Sweat the Details. Then Don't Sweat the Details

A litigation partner I worked with early in my career had the same routine whenever I brought him a brief that we had slaved over for days. Just before filing it, I would anxiously hand it to him for a final look. He would take the copy, kick his feet up on his desk, check the front page, check the back page, hand it back to me and say, “Don’t stress about it, there is a mistake in there somewhere, but we got all the stuff that matters.”

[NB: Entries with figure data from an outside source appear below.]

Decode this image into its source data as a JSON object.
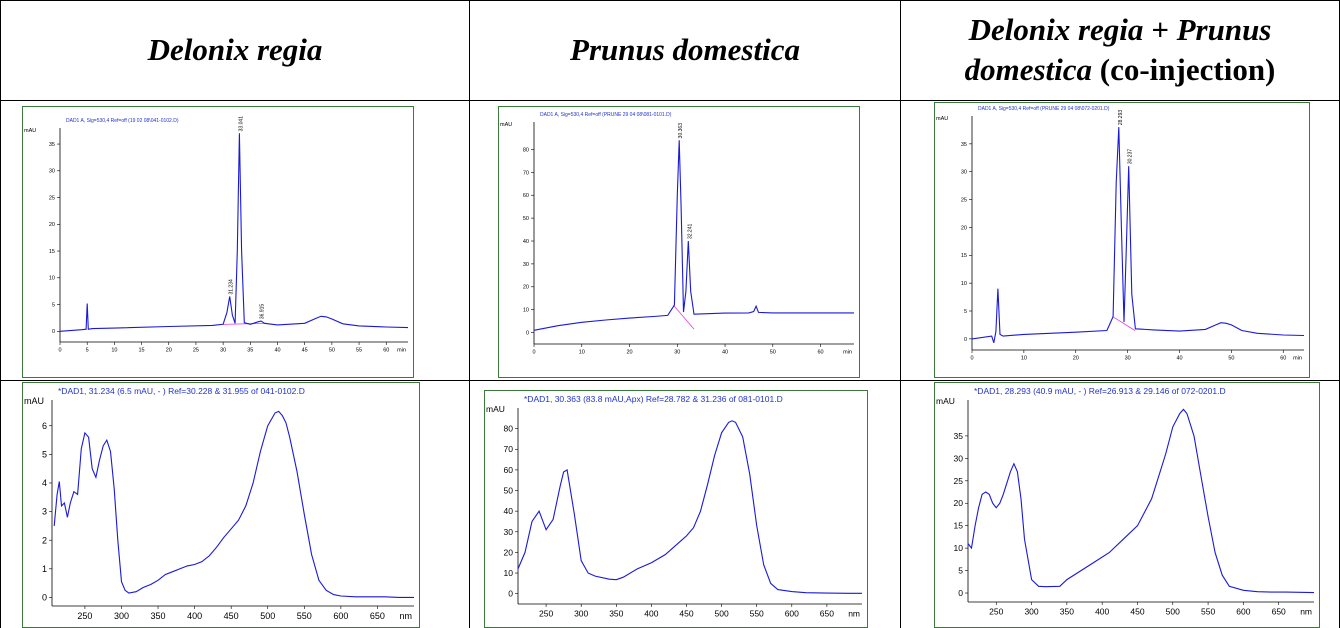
{
  "headers": {
    "col1": {
      "species": "Delonix regia"
    },
    "col2": {
      "species": "Prunus domestica"
    },
    "col3": {
      "species_a": "Delonix regia + Prunus",
      "species_b": "domestica",
      "suffix": " (co-injection)"
    }
  },
  "chart_data": [
    {
      "id": "hplc-delonix",
      "type": "line",
      "title": "DAD1 A, Sig=530,4 Ref=off (19 02 08\\041-0102.D)",
      "ylabel": "mAU",
      "xunit": "min",
      "xlim": [
        0,
        64
      ],
      "ylim": [
        -2,
        38
      ],
      "xticks": [
        "0",
        "5",
        "10",
        "15",
        "20",
        "25",
        "30",
        "35",
        "40",
        "45",
        "50",
        "55",
        "60"
      ],
      "yticks": [
        "0",
        "5",
        "10",
        "15",
        "20",
        "25",
        "30",
        "35"
      ],
      "peaks": [
        {
          "x": 31.2,
          "label": "31.234"
        },
        {
          "x": 33.0,
          "label": "33.041"
        },
        {
          "x": 36.9,
          "label": "36.915"
        }
      ],
      "x": [
        0,
        4,
        4.8,
        5.0,
        5.2,
        6,
        10,
        20,
        28,
        30,
        30.7,
        31.2,
        31.7,
        32.2,
        32.6,
        33.0,
        33.4,
        33.9,
        35,
        36.5,
        37,
        37.6,
        40,
        45,
        47,
        48,
        49,
        50,
        52,
        55,
        60,
        64
      ],
      "y": [
        0,
        0.3,
        0.4,
        5.2,
        0.4,
        0.5,
        0.6,
        0.9,
        1.1,
        1.3,
        3.5,
        6.5,
        3.0,
        1.5,
        15,
        37,
        15,
        1.6,
        1.3,
        1.8,
        1.9,
        1.5,
        1.2,
        1.5,
        2.4,
        2.8,
        2.7,
        2.3,
        1.4,
        1.0,
        0.8,
        0.7
      ]
    },
    {
      "id": "hplc-prunus",
      "type": "line",
      "title": "DAD1 A, Sig=530,4 Ref=off (PRUNE 29 04 08\\081-0101.D)",
      "ylabel": "mAU",
      "xunit": "min",
      "xlim": [
        0,
        67
      ],
      "ylim": [
        -5,
        92
      ],
      "xticks": [
        "0",
        "10",
        "20",
        "30",
        "40",
        "50",
        "60"
      ],
      "yticks": [
        "0",
        "10",
        "20",
        "30",
        "40",
        "50",
        "60",
        "70",
        "80"
      ],
      "peaks": [
        {
          "x": 30.4,
          "label": "30.363"
        },
        {
          "x": 32.3,
          "label": "32.241"
        }
      ],
      "x": [
        0,
        5,
        10,
        15,
        20,
        25,
        28,
        29.4,
        30.0,
        30.4,
        30.8,
        31.3,
        31.8,
        32.3,
        32.8,
        33.5,
        40,
        45,
        46,
        46.5,
        47,
        50,
        55,
        60,
        67
      ],
      "y": [
        1,
        3,
        4.5,
        5.5,
        6.3,
        7,
        7.5,
        12,
        60,
        84,
        55,
        9,
        18,
        40,
        18,
        8,
        8.5,
        8.6,
        9.2,
        11.5,
        8.8,
        8.6,
        8.6,
        8.6,
        8.6
      ]
    },
    {
      "id": "hplc-coinj",
      "type": "line",
      "title": "DAD1 A, Sig=530,4 Ref=off (PRUNE 29 04 08\\072-0201.D)",
      "ylabel": "mAU",
      "xunit": "min",
      "xlim": [
        0,
        64
      ],
      "ylim": [
        -2,
        40
      ],
      "xticks": [
        "0",
        "10",
        "20",
        "30",
        "40",
        "50",
        "60"
      ],
      "yticks": [
        "0",
        "5",
        "10",
        "15",
        "20",
        "25",
        "30",
        "35"
      ],
      "peaks": [
        {
          "x": 28.3,
          "label": "28.293"
        },
        {
          "x": 30.2,
          "label": "30.237"
        }
      ],
      "x": [
        0,
        3.8,
        4.2,
        4.6,
        5.0,
        5.4,
        6,
        10,
        20,
        26,
        27.2,
        27.8,
        28.3,
        28.8,
        29.3,
        29.7,
        30.2,
        30.8,
        31.5,
        35,
        40,
        45,
        47,
        48,
        49,
        50,
        52,
        55,
        60,
        64
      ],
      "y": [
        0,
        0.5,
        -0.7,
        1.3,
        9.0,
        0.8,
        0.5,
        0.8,
        1.2,
        1.5,
        4,
        28,
        38,
        20,
        3,
        15,
        31,
        8,
        1.8,
        1.6,
        1.4,
        1.7,
        2.5,
        2.9,
        2.8,
        2.5,
        1.5,
        1.0,
        0.7,
        0.6
      ]
    },
    {
      "id": "uv-delonix",
      "type": "line",
      "title": "*DAD1, 31.234 (6.5 mAU, - ) Ref=30.228 & 31.955 of 041-0102.D",
      "ylabel": "mAU",
      "xunit": "nm",
      "xlim": [
        205,
        700
      ],
      "ylim": [
        -0.3,
        6.9
      ],
      "xticks": [
        "250",
        "300",
        "350",
        "400",
        "450",
        "500",
        "550",
        "600",
        "650"
      ],
      "yticks": [
        "0",
        "1",
        "2",
        "3",
        "4",
        "5",
        "6"
      ],
      "x": [
        208,
        212,
        215,
        218,
        222,
        226,
        230,
        235,
        240,
        245,
        250,
        255,
        260,
        265,
        270,
        275,
        280,
        285,
        290,
        295,
        300,
        305,
        310,
        320,
        330,
        340,
        350,
        360,
        370,
        380,
        390,
        400,
        410,
        420,
        430,
        440,
        450,
        460,
        470,
        480,
        490,
        500,
        510,
        515,
        520,
        525,
        530,
        540,
        550,
        560,
        570,
        580,
        590,
        600,
        620,
        640,
        660,
        680,
        700
      ],
      "y": [
        2.5,
        3.6,
        4.05,
        3.2,
        3.3,
        2.8,
        3.3,
        3.7,
        3.6,
        5.2,
        5.75,
        5.6,
        4.5,
        4.2,
        4.8,
        5.3,
        5.5,
        5.1,
        3.8,
        2.0,
        0.55,
        0.25,
        0.15,
        0.2,
        0.35,
        0.45,
        0.6,
        0.8,
        0.9,
        1.0,
        1.1,
        1.15,
        1.25,
        1.45,
        1.75,
        2.1,
        2.4,
        2.7,
        3.2,
        4.0,
        5.1,
        6.0,
        6.45,
        6.5,
        6.35,
        6.1,
        5.6,
        4.4,
        2.9,
        1.5,
        0.6,
        0.25,
        0.1,
        0.05,
        0.02,
        0.02,
        0.02,
        0.0,
        0.0
      ]
    },
    {
      "id": "uv-prunus",
      "type": "line",
      "title": "*DAD1, 30.363 (83.8 mAU,Apx) Ref=28.782 & 31.236 of 081-0101.D",
      "ylabel": "mAU",
      "xunit": "nm",
      "xlim": [
        210,
        700
      ],
      "ylim": [
        -5,
        90
      ],
      "xticks": [
        "250",
        "300",
        "350",
        "400",
        "450",
        "500",
        "550",
        "600",
        "650"
      ],
      "yticks": [
        "0",
        "10",
        "20",
        "30",
        "40",
        "50",
        "60",
        "70",
        "80"
      ],
      "x": [
        210,
        220,
        230,
        240,
        250,
        260,
        270,
        275,
        280,
        290,
        300,
        310,
        320,
        340,
        350,
        360,
        380,
        400,
        420,
        440,
        450,
        460,
        470,
        480,
        490,
        500,
        510,
        515,
        520,
        530,
        540,
        550,
        560,
        570,
        580,
        600,
        620,
        650,
        680,
        700
      ],
      "y": [
        12,
        20,
        35,
        40,
        31,
        36,
        52,
        59,
        60,
        39,
        16,
        10,
        8.5,
        7,
        6.8,
        8,
        12,
        15,
        19,
        25,
        28,
        32,
        40,
        53,
        67,
        78,
        83,
        83.8,
        83,
        76,
        58,
        33,
        14,
        5,
        2,
        1,
        0.5,
        0.3,
        0.2,
        0.2
      ]
    },
    {
      "id": "uv-coinj",
      "type": "line",
      "title": "*DAD1, 28.293 (40.9 mAU, - ) Ref=26.913 & 29.146 of 072-0201.D",
      "ylabel": "mAU",
      "xunit": "nm",
      "xlim": [
        210,
        700
      ],
      "ylim": [
        -2,
        43
      ],
      "xticks": [
        "250",
        "300",
        "350",
        "400",
        "450",
        "500",
        "550",
        "600",
        "650"
      ],
      "yticks": [
        "0",
        "5",
        "10",
        "15",
        "20",
        "25",
        "30",
        "35"
      ],
      "x": [
        210,
        215,
        220,
        225,
        230,
        235,
        240,
        245,
        250,
        255,
        260,
        270,
        275,
        280,
        285,
        290,
        300,
        310,
        320,
        340,
        350,
        370,
        390,
        410,
        430,
        450,
        470,
        480,
        490,
        500,
        510,
        515,
        520,
        530,
        540,
        550,
        560,
        570,
        580,
        600,
        620,
        640,
        660,
        700
      ],
      "y": [
        11,
        10,
        15,
        19,
        22,
        22.5,
        22,
        20,
        19,
        20,
        22,
        27,
        28.8,
        27,
        21,
        12,
        3,
        1.5,
        1.4,
        1.5,
        3,
        5,
        7,
        9,
        12,
        15,
        21,
        26,
        31,
        37,
        40,
        40.9,
        40,
        35,
        26,
        17,
        9,
        4,
        1.5,
        0.6,
        0.3,
        0.2,
        0.2,
        0.1
      ]
    }
  ]
}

As we know, stressing over the minutiae often falls to the youngest lawyers, and rightfully so; excruciating attention to detail is a necessary fundamental skill of lawyering. But forcing the parties to re-execute the agreement because you found three immaterial typos is not a good use of skill (or time). So do the best work you can. Scrutinize every sentence. Double-check the numbering. Triple-check the headings. Press “send.” And then forget about it. If you find immaterial typos later, so be it. Good lawyers know when to move on. Better to focus on the next couple of rounds of the fight.